Javelin: Many issues with mobile security
12 November, 2014
category: Biometrics, Corporate, Digital ID
The weakest link when it comes to mobile security isn’t operating systems or application but the owner of that device, according to report from Javelin Research and Nok Nok Labs. Password reuse – a security issue no matter where an consumer is logging in – is prevalent among all mobile used with at least 60% of respondents saying they use the same password for multiple sites.
Handset manufacturers are offering consumers other ways to protect their devices and data with fingerprint scanners and other biometrics. Android, iOS, and Windows users most prefer fingerprint scanning — 34%, 38%, and 30%, respectively.
Samsung’s partnership with PayPal and Apple’s recent announcement of the use of Touch ID to authenticate mobile wallet transactions will have a effect on this trend as well. Once consumers become comfortable with this technology it will replace PINs for securing mobile devices, the report predicts.
Some sites offer two-factor authentication via text message as an extra security factor. But this is not without its own set of problems. More than 40% of iOS and Android users have two-factor authentication via SMS set up for access to financial accounts.
SMS‐based OTPs are being targeted and compromised by mobile malware and this represents a threat to the integrity of any consumer’s account that relies on OTPs, but in particular to the 41% of Android users who use OTPs to protect their financial accounts. Greater security can be achieved by using OTPs delivered through a dedicated app rater than a text message.
The report offers a number of recommendations for mobile users and enterprises:
- Use the authentication capabilities of the mobile device. To protect mobile users and their accounts from the vulnerabilities associated with the use of passwords, take advantage of hardware integrated into mobile devices to protect all channels. More secure solutions, such as those based on biometrics, can be delivered directly to consumers without the cost of providing additional hardware, such as face or voice biometrics.

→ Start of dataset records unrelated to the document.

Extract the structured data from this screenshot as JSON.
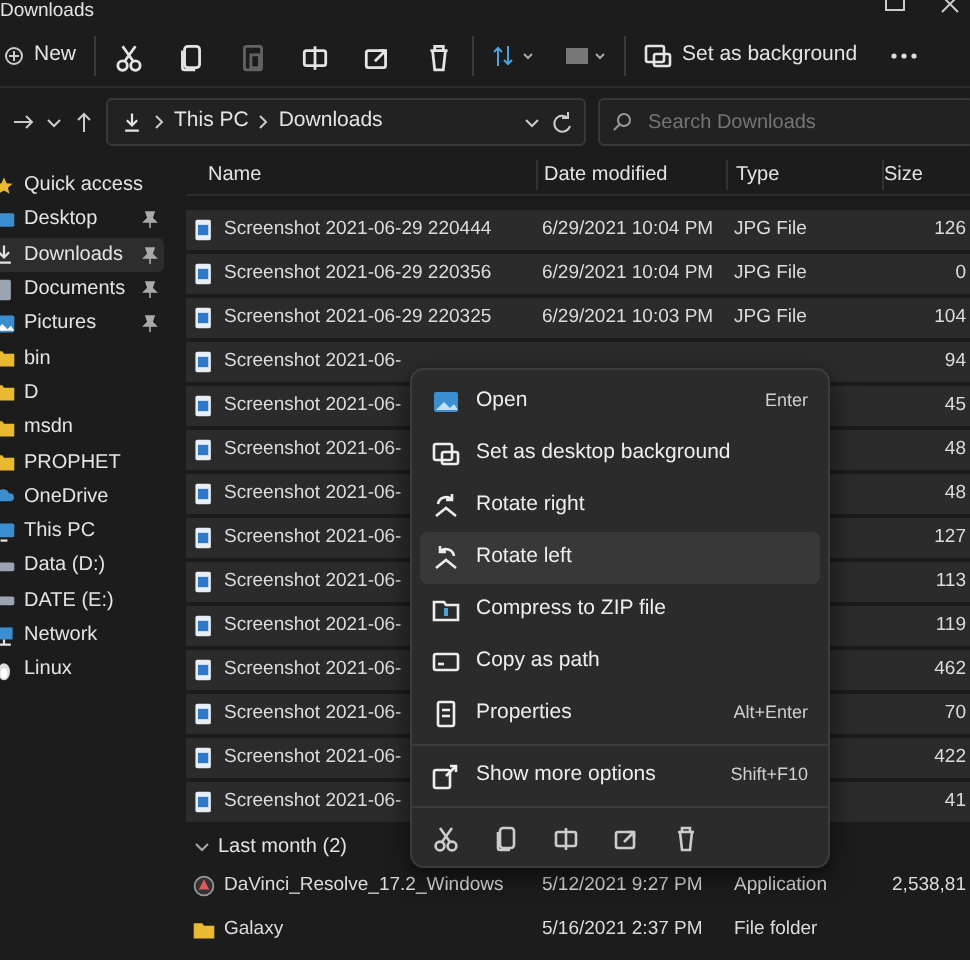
{
  "window": {
    "title": "Downloads"
  },
  "toolbar": {
    "new_label": "New",
    "set_background_label": "Set as background",
    "items": [
      {
        "kind": "cut",
        "disabled": false
      },
      {
        "kind": "copy",
        "disabled": false
      },
      {
        "kind": "paste",
        "disabled": true
      },
      {
        "kind": "rename",
        "disabled": false
      },
      {
        "kind": "share",
        "disabled": false
      },
      {
        "kind": "delete",
        "disabled": false
      }
    ]
  },
  "address_bar": {
    "path": [
      "This PC",
      "Downloads"
    ],
    "search_placeholder": "Search Downloads"
  },
  "sidebar": {
    "items": [
      {
        "label": "Quick access",
        "kind": "star",
        "pinned": false,
        "selected": false
      },
      {
        "label": "Desktop",
        "kind": "desktop",
        "pinned": true,
        "selected": false
      },
      {
        "label": "Downloads",
        "kind": "download",
        "pinned": true,
        "selected": true
      },
      {
        "label": "Documents",
        "kind": "document",
        "pinned": true,
        "selected": false
      },
      {
        "label": "Pictures",
        "kind": "picture",
        "pinned": true,
        "selected": false
      },
      {
        "label": "bin",
        "kind": "folder",
        "pinned": false,
        "selected": false
      },
      {
        "label": "D",
        "kind": "folder",
        "pinned": false,
        "selected": false
      },
      {
        "label": "msdn",
        "kind": "folder",
        "pinned": false,
        "selected": false
      },
      {
        "label": "PROPHET",
        "kind": "folder",
        "pinned": false,
        "selected": false
      },
      {
        "label": "OneDrive",
        "kind": "cloud",
        "pinned": false,
        "selected": false
      },
      {
        "label": "This PC",
        "kind": "pc",
        "pinned": false,
        "selected": false
      },
      {
        "label": "Data (D:)",
        "kind": "drive",
        "pinned": false,
        "selected": false
      },
      {
        "label": "DATE (E:)",
        "kind": "drive",
        "pinned": false,
        "selected": false
      },
      {
        "label": "Network",
        "kind": "network",
        "pinned": false,
        "selected": false
      },
      {
        "label": "Linux",
        "kind": "linux",
        "pinned": false,
        "selected": false
      }
    ]
  },
  "table": {
    "columns": [
      "Name",
      "Date modified",
      "Type",
      "Size"
    ],
    "groups": [
      {
        "rows": [
          {
            "name": "Screenshot 2021-06-29 220444",
            "date": "6/29/2021 10:04 PM",
            "type": "JPG File",
            "size": "126",
            "kind": "image",
            "selected": true
          },
          {
            "name": "Screenshot 2021-06-29 220356",
            "date": "6/29/2021 10:04 PM",
            "type": "JPG File",
            "size": "0",
            "kind": "image",
            "selected": true
          },
          {
            "name": "Screenshot 2021-06-29 220325",
            "date": "6/29/2021 10:03 PM",
            "type": "JPG File",
            "size": "104",
            "kind": "image",
            "selected": true
          },
          {
            "name": "Screenshot 2021-06-",
            "size": "94",
            "kind": "image",
            "selected": true
          },
          {
            "name": "Screenshot 2021-06-",
            "size": "45",
            "kind": "image",
            "selected": true
          },
          {
            "name": "Screenshot 2021-06-",
            "size": "48",
            "kind": "image",
            "selected": true
          },
          {
            "name": "Screenshot 2021-06-",
            "size": "48",
            "kind": "image",
            "selected": true
          },
          {
            "name": "Screenshot 2021-06-",
            "size": "127",
            "kind": "image",
            "selected": true
          },
          {
            "name": "Screenshot 2021-06-",
            "size": "113",
            "kind": "image",
            "selected": true
          },
          {
            "name": "Screenshot 2021-06-",
            "size": "119",
            "kind": "image",
            "selected": true
          },
          {
            "name": "Screenshot 2021-06-",
            "size": "462",
            "kind": "image",
            "selected": true
          },
          {
            "name": "Screenshot 2021-06-",
            "size": "70",
            "kind": "image",
            "selected": true
          },
          {
            "name": "Screenshot 2021-06-",
            "size": "422",
            "kind": "image",
            "selected": true
          },
          {
            "name": "Screenshot 2021-06-",
            "size": "41",
            "kind": "image",
            "selected": true
          }
        ]
      },
      {
        "label": "Last month (2)",
        "rows": [
          {
            "name": "DaVinci_Resolve_17.2_Windows",
            "date": "5/12/2021 9:27 PM",
            "type": "Application",
            "size": "2,538,81",
            "kind": "app",
            "selected": false
          },
          {
            "name": "Galaxy",
            "date": "5/16/2021 2:37 PM",
            "type": "File folder",
            "kind": "folder",
            "selected": false
          }
        ]
      }
    ]
  },
  "context_menu": {
    "items": [
      {
        "label": "Open",
        "shortcut": "Enter",
        "kind": "open",
        "hovered": false
      },
      {
        "label": "Set as desktop background",
        "kind": "background",
        "hovered": false
      },
      {
        "label": "Rotate right",
        "kind": "rotate-right",
        "hovered": false
      },
      {
        "label": "Rotate left",
        "kind": "rotate-left",
        "hovered": true
      },
      {
        "label": "Compress to ZIP file",
        "kind": "zip",
        "hovered": false
      },
      {
        "label": "Copy as path",
        "kind": "path",
        "hovered": false
      },
      {
        "label": "Properties",
        "shortcut": "Alt+Enter",
        "kind": "properties",
        "hovered": false
      },
      {
        "label": "Show more options",
        "shortcut": "Shift+F10",
        "kind": "more",
        "hovered": false
      }
    ],
    "actions": [
      {
        "kind": "cut"
      },
      {
        "kind": "copy"
      },
      {
        "kind": "rename"
      },
      {
        "kind": "share"
      },
      {
        "kind": "delete"
      }
    ]
  }
}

- Encourage the use of comprehensive security software. Comprehensive mobile security software can help prevent a variety of threats. Anti‐malware capabilities can protect users from malicious apps designed to glean account credentials and other sensitive personal information. Other features can include the ability to remotely wipe the device.
- Be mindful of how OTPs are being used and sent. One‐time passwords sent by SMS are vulnerable to being intercepted and rerouted by mobile malware, while those delivered through email could also be stolen should the account be compromised. When using OTPs to protect valuable accounts, such as online banking, avoid sending OTPs through either of these methods.
- Educate consumers about how biometric data is protected and used. Fingerprint scanning benefits from its long history, including its use by law enforcement and in commercial applications and its popularity in film. Consumer concerns about the privacy and effectiveness of a biometric solution can be relieved through education, giving other modalities an opportunity to close the gaps in public awareness and comfort.